China’s first man in space, Yang Liwei, compares his hand with his preserved print displayed at an exhibit about China Space Day at the National Museum of China in Beijing.[Photo/China Daily]
Construction began on April 24 on China’s first commercial space industry center in Wuhan, capital of Hubei province.
The Wuhan National Space Industry Base aims to attract at least 100 enterprises involved in the space industry before 2020 and generate 30 billion yuan ($4.36 billion) in annual gross product by then, according to China Aerospace Science and Industry Corp, the main investor.

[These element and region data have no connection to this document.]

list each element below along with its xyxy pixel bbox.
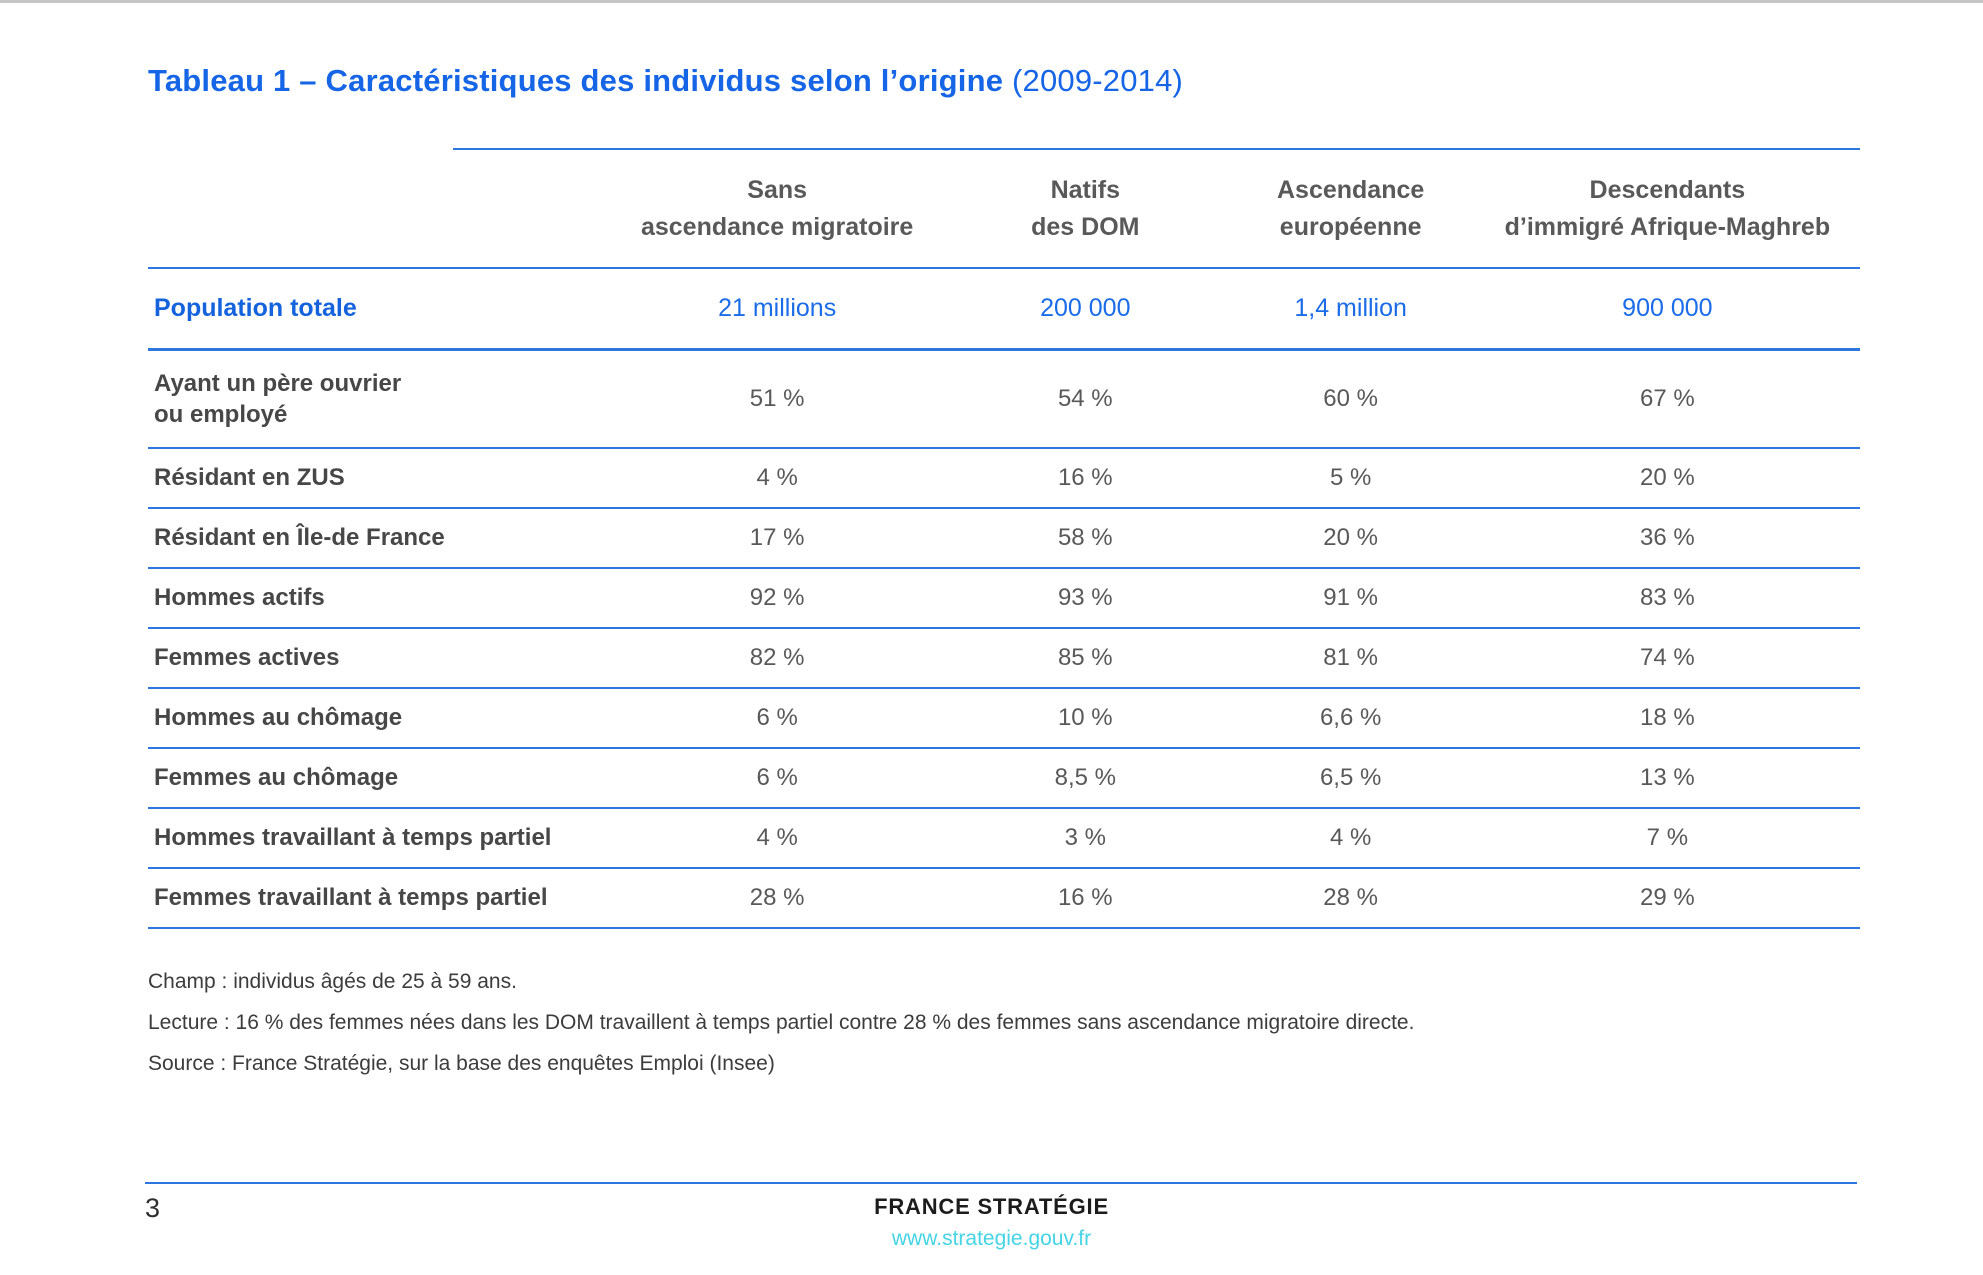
column-header-ascendance-europeenne: Ascendance européenne (1277, 176, 1425, 241)
cell-value: 20 % (1640, 464, 1695, 491)
row-label: Hommes travaillant à temps partiel (154, 824, 552, 852)
cell-value: 7 % (1646, 824, 1689, 851)
cell-value: 67 % (1640, 385, 1695, 412)
cell-value: 28 % (749, 884, 805, 911)
cell-value: 91 % (1323, 584, 1378, 611)
row-label: Femmes actives (154, 644, 340, 672)
cell-value: 58 % (1057, 524, 1113, 551)
cell-value: 17 % (749, 524, 805, 551)
table-row-femmes-actives: Femmes actives 82 % 85 % 81 % 74 % (148, 629, 1860, 689)
cell-value: 16 % (1057, 464, 1113, 491)
row-label: Hommes au chômage (154, 704, 403, 732)
footer-rule (145, 1182, 1857, 1184)
cell-value: 6 % (756, 764, 798, 791)
table-title-main: Tableau 1 – Caractéristiques des individ… (148, 63, 1004, 98)
cell-value: 36 % (1640, 524, 1695, 551)
cell-value: 74 % (1640, 644, 1695, 671)
table-footnotes: Champ : individus âgés de 25 à 59 ans. L… (148, 967, 1414, 1090)
cell-value: 51 % (749, 385, 805, 412)
footnote-champ: Champ : individus âgés de 25 à 59 ans. (148, 970, 517, 993)
cell-value: 6,6 % (1319, 704, 1382, 731)
cell-value: 85 % (1057, 644, 1113, 671)
cell-value: 18 % (1640, 704, 1695, 731)
footer-url-link[interactable]: www.strategie.gouv.fr (891, 1227, 1092, 1250)
row-label: Résidant en ZUS (154, 464, 345, 492)
cell-value: 93 % (1057, 584, 1113, 611)
table-row-pere-ouvrier: Ayant un père ouvrier ou employé 51 % 54… (148, 351, 1860, 449)
cell-value: 16 % (1057, 884, 1113, 911)
cell-value: 10 % (1057, 704, 1113, 731)
row-label: Hommes actifs (154, 584, 325, 612)
data-table: Sans ascendance migratoire Natifs des DO… (148, 148, 1860, 929)
column-header-sans-ascendance: Sans ascendance migratoire (640, 176, 914, 241)
column-header-natifs-dom: Natifs des DOM (1031, 176, 1140, 241)
footer-brand: FRANCE STRATÉGIE (874, 1194, 1109, 1219)
cell-value: 81 % (1323, 644, 1378, 671)
row-label: Ayant un père ouvrier ou employé (154, 369, 402, 428)
cell-value: 200 000 (1040, 294, 1131, 322)
table-row-femmes-temps-partiel: Femmes travaillant à temps partiel 28 % … (148, 869, 1860, 929)
row-label: Résidant en Île-de France (154, 524, 445, 552)
table-top-rule (453, 148, 1860, 150)
table-row-zus: Résidant en ZUS 4 % 16 % 5 % 20 % (148, 449, 1860, 509)
cell-value: 82 % (749, 644, 805, 671)
table-row-femmes-chomage: Femmes au chômage 6 % 8,5 % 6,5 % 13 % (148, 749, 1860, 809)
column-header-descendants-afrique-maghreb: Descendants d’immigré Afrique-Maghreb (1504, 176, 1831, 241)
cell-value: 20 % (1323, 524, 1378, 551)
table-row-hommes-actifs: Hommes actifs 92 % 93 % 91 % 83 % (148, 569, 1860, 629)
footnote-lecture: Lecture : 16 % des femmes nées dans les … (148, 1011, 1415, 1034)
cell-value: 6,5 % (1319, 764, 1382, 791)
table-title-years: (2009-2014) (1003, 63, 1184, 98)
cell-value: 8,5 % (1054, 764, 1116, 791)
row-label: Femmes au chômage (154, 764, 399, 792)
cell-value: 900 000 (1622, 294, 1713, 322)
table-header-row: Sans ascendance migratoire Natifs des DO… (148, 150, 1860, 269)
cell-value: 83 % (1640, 584, 1695, 611)
row-label: Population totale (154, 294, 357, 323)
table-row-population: Population totale 21 millions 200 000 1,… (148, 269, 1860, 351)
cell-value: 3 % (1064, 824, 1106, 851)
table-title: Tableau 1 – Caractéristiques des individ… (148, 63, 1183, 99)
cell-value: 92 % (749, 584, 805, 611)
cell-value: 28 % (1323, 884, 1378, 911)
cell-value: 1,4 million (1294, 294, 1407, 322)
cell-value: 5 % (1329, 464, 1372, 491)
table-row-hommes-chomage: Hommes au chômage 6 % 10 % 6,6 % 18 % (148, 689, 1860, 749)
cell-value: 4 % (756, 464, 798, 491)
cell-value: 21 millions (718, 294, 837, 322)
cell-value: 60 % (1323, 385, 1378, 412)
row-label: Femmes travaillant à temps partiel (154, 884, 548, 912)
cell-value: 54 % (1057, 385, 1113, 412)
page-number: 3 (145, 1193, 161, 1223)
table-row-hommes-temps-partiel: Hommes travaillant à temps partiel 4 % 3… (148, 809, 1860, 869)
cell-value: 6 % (756, 704, 798, 731)
table-row-ile-de-france: Résidant en Île-de France 17 % 58 % 20 %… (148, 509, 1860, 569)
cell-value: 4 % (756, 824, 798, 851)
footnote-source: Source : France Stratégie, sur la base d… (148, 1052, 775, 1075)
cell-value: 4 % (1329, 824, 1372, 851)
cell-value: 29 % (1640, 884, 1695, 911)
cell-value: 13 % (1640, 764, 1695, 791)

The center will occupy 68.8 square kilometers in Xinzhou district.
Expace Technology, a subsidiary of CASIC that provides commercial launch services, will invest 1.7 billion yuan to build production and assembly plants for solid-fuel carrier rockets for commercial launches. The company plans to make about 20 rockets at the center each year, it said in a statement.
In China, a commercial launch usually means a space launch financed by an entity other than a Chinese government or military agency.

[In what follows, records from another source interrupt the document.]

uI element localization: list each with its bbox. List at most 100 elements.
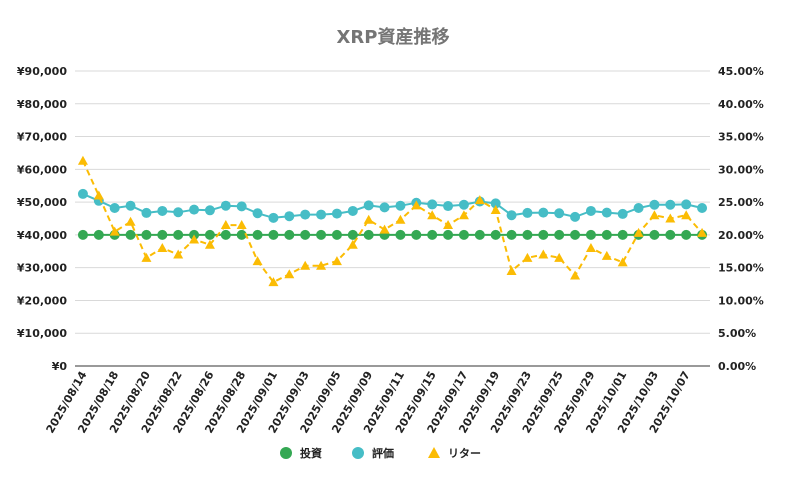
left-y-tick-label: ¥60,000 <box>17 163 67 176</box>
data-point <box>284 229 295 240</box>
data-point <box>268 212 279 223</box>
data-point <box>522 229 533 240</box>
data-point <box>220 200 231 211</box>
right-y-tick-label: 40.00% <box>718 98 764 111</box>
data-point <box>316 209 327 220</box>
data-point <box>490 204 501 214</box>
data-point <box>522 207 533 218</box>
data-point <box>189 234 200 244</box>
data-point <box>665 199 676 210</box>
data-point <box>585 205 596 216</box>
data-point <box>173 249 184 259</box>
data-point <box>331 256 342 266</box>
data-point <box>538 229 549 240</box>
left-y-tick-label: ¥0 <box>52 360 68 373</box>
data-point <box>363 229 374 240</box>
data-point <box>427 210 438 220</box>
data-point <box>347 239 358 249</box>
data-point <box>125 229 136 240</box>
data-point <box>443 229 454 240</box>
series-line <box>81 160 703 284</box>
legend-item: リター <box>428 447 481 460</box>
data-point <box>427 199 438 210</box>
data-point <box>633 203 644 214</box>
data-point <box>585 229 596 240</box>
series-layer <box>77 155 708 287</box>
legend-label: 評価 <box>372 446 394 460</box>
data-point <box>77 155 88 165</box>
data-point <box>141 229 152 240</box>
series-2 <box>77 188 708 223</box>
data-point <box>347 205 358 216</box>
legend-marker <box>428 447 440 458</box>
data-point <box>411 200 422 210</box>
legend-label: 投資 <box>300 446 322 460</box>
gridlines <box>75 70 710 367</box>
data-point <box>268 229 279 240</box>
data-point <box>300 209 311 220</box>
data-point <box>506 229 517 240</box>
data-point <box>125 200 136 211</box>
chart-title: XRP資産推移 <box>337 26 450 48</box>
data-point <box>93 229 104 240</box>
legend-label: リター <box>448 447 481 460</box>
legend-marker <box>352 447 364 459</box>
data-point <box>189 204 200 215</box>
data-point <box>585 243 596 252</box>
data-point <box>522 252 533 262</box>
left-y-tick-label: ¥30,000 <box>17 262 67 275</box>
data-point <box>490 198 501 209</box>
data-point <box>109 203 120 214</box>
data-point <box>220 220 231 230</box>
data-point <box>697 227 708 237</box>
data-point <box>316 229 327 240</box>
data-point <box>236 229 247 240</box>
left-y-tick-label: ¥50,000 <box>17 196 67 209</box>
data-point <box>649 210 660 220</box>
data-point <box>157 243 168 252</box>
right-y-tick-label: 45.00% <box>718 65 764 78</box>
data-point <box>252 208 263 219</box>
data-point <box>331 229 342 240</box>
data-point <box>204 229 215 240</box>
right-y-tick-label: 20.00% <box>718 229 764 242</box>
data-point <box>363 214 374 224</box>
left-y-tick-label: ¥10,000 <box>17 327 67 340</box>
data-point <box>379 224 390 234</box>
data-point <box>347 229 358 240</box>
data-point <box>458 199 469 210</box>
data-point <box>697 203 708 214</box>
data-point <box>284 269 295 279</box>
data-point <box>601 250 612 260</box>
series-1 <box>77 229 708 240</box>
data-point <box>474 229 485 240</box>
data-point <box>379 202 390 213</box>
data-point <box>633 227 644 237</box>
data-point <box>649 229 660 240</box>
data-point <box>204 239 215 249</box>
data-point <box>474 195 485 205</box>
data-point <box>395 200 406 211</box>
data-point <box>554 252 565 262</box>
data-point <box>601 207 612 218</box>
series-3 <box>77 155 708 287</box>
data-point <box>411 229 422 240</box>
data-point <box>173 207 184 218</box>
data-point <box>506 265 517 275</box>
data-point <box>665 229 676 240</box>
right-y-tick-label: 5.00% <box>718 327 756 340</box>
data-point <box>236 201 247 212</box>
right-y-tick-label: 10.00% <box>718 294 764 307</box>
legend-marker <box>280 447 292 459</box>
data-point <box>570 211 581 222</box>
left-y-tick-label: ¥70,000 <box>17 131 67 144</box>
data-point <box>538 207 549 218</box>
data-point <box>665 213 676 223</box>
data-point <box>681 210 692 220</box>
data-point <box>252 256 263 266</box>
right-y-tick-label: 30.00% <box>718 163 764 176</box>
data-point <box>490 229 501 240</box>
right-y-axis: 0.00% 5.00% 10.00% 15.00% 20.00% 25.00% 30.00%… <box>718 65 764 373</box>
legend-item: 評価 <box>352 446 394 460</box>
data-point <box>141 207 152 218</box>
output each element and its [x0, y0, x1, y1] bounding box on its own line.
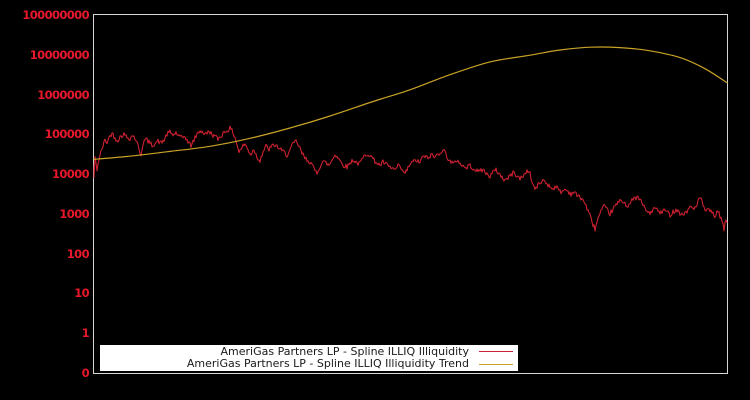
- legend: AmeriGas Partners LP - Spline ILLIQ Illi…: [100, 345, 518, 371]
- y-tick-label: 1: [81, 326, 90, 341]
- y-tick-label: 10000: [51, 167, 90, 182]
- legend-label: AmeriGas Partners LP - Spline ILLIQ Illi…: [186, 357, 469, 371]
- y-tick-label: 10000000: [29, 47, 90, 62]
- legend-line-swatch-illiquidity: [479, 351, 513, 353]
- y-tick-label: 1000: [59, 206, 89, 221]
- legend-item-illiquidity: AmeriGas Partners LP - Spline ILLIQ Illi…: [100, 344, 518, 358]
- legend-label: AmeriGas Partners LP - Spline ILLIQ Illi…: [220, 344, 469, 358]
- legend-item-trend: AmeriGas Partners LP - Spline ILLIQ Illi…: [100, 358, 518, 370]
- y-tick-label: 100000000: [22, 8, 89, 22]
- y-tick-label: 1000000: [37, 87, 89, 102]
- legend-line-swatch-trend: [479, 363, 513, 365]
- y-tick-label: 100: [66, 246, 90, 261]
- y-tick-label: 0: [81, 366, 90, 380]
- y-tick-label: 100000: [44, 127, 90, 142]
- y-tick-label: 10: [74, 286, 89, 301]
- y-axis: 100000000 10000000 1000000 100000 10000 …: [0, 0, 90, 400]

The CASIC Second Academy will invest 300 million yuan to construct a research, development and manufacturing complex at the center to make small satellites. CASIC has said it will launch 156 small communications satellites into low Earth orbit, at an altitude of 160 to 2,000 km, before the end of 2025. They would form a network capable of global coverage.
Also on April 24, Expace Technology said it signed a contract with an unnamed domestic client to conduct four commercial launch missions in a week early in 2018.
The missions will employ Kuaizhou 1A, a solid-fuel carrier rocket developed by the CASIC Fourth Academy in Wuhan. The rocket has a liftoff weight of 30 metric tons and is capable of sending a 200 kg payload into a sun-synchronous orbit, or a 300 kg payload into a low-Earth orbit. Unlike most Chinese carrier rockets, it uses a transporter-erector-launcher vehicle rather than a fixed launch pad.
The first flight of Kuaizhou 1A, to launch three small satellites, was in January at the Jiuquan Satellite Launch Center in northwestern China.
CASIC Fourth Academy began to develop Kuaizhou solid-fuel rockets in 2009 as a low-cost, quick-response rocket family for the commercial launch market. It has launched three of the rockets.
Zhang Di, deputy director of the academy and chairman of Expace, said a new-generation Kuaizhou 11 is under development and will make its first flight before year’s end.
He said Kuaizhou 11 will have a liftoff weight of 78 tons and will be capable of placing a 1-ton payload into a sun-synchronous orbit at an altitude of 700 km, or a 1.5-ton payload into a low Earth orbit at an altitude of 400 km.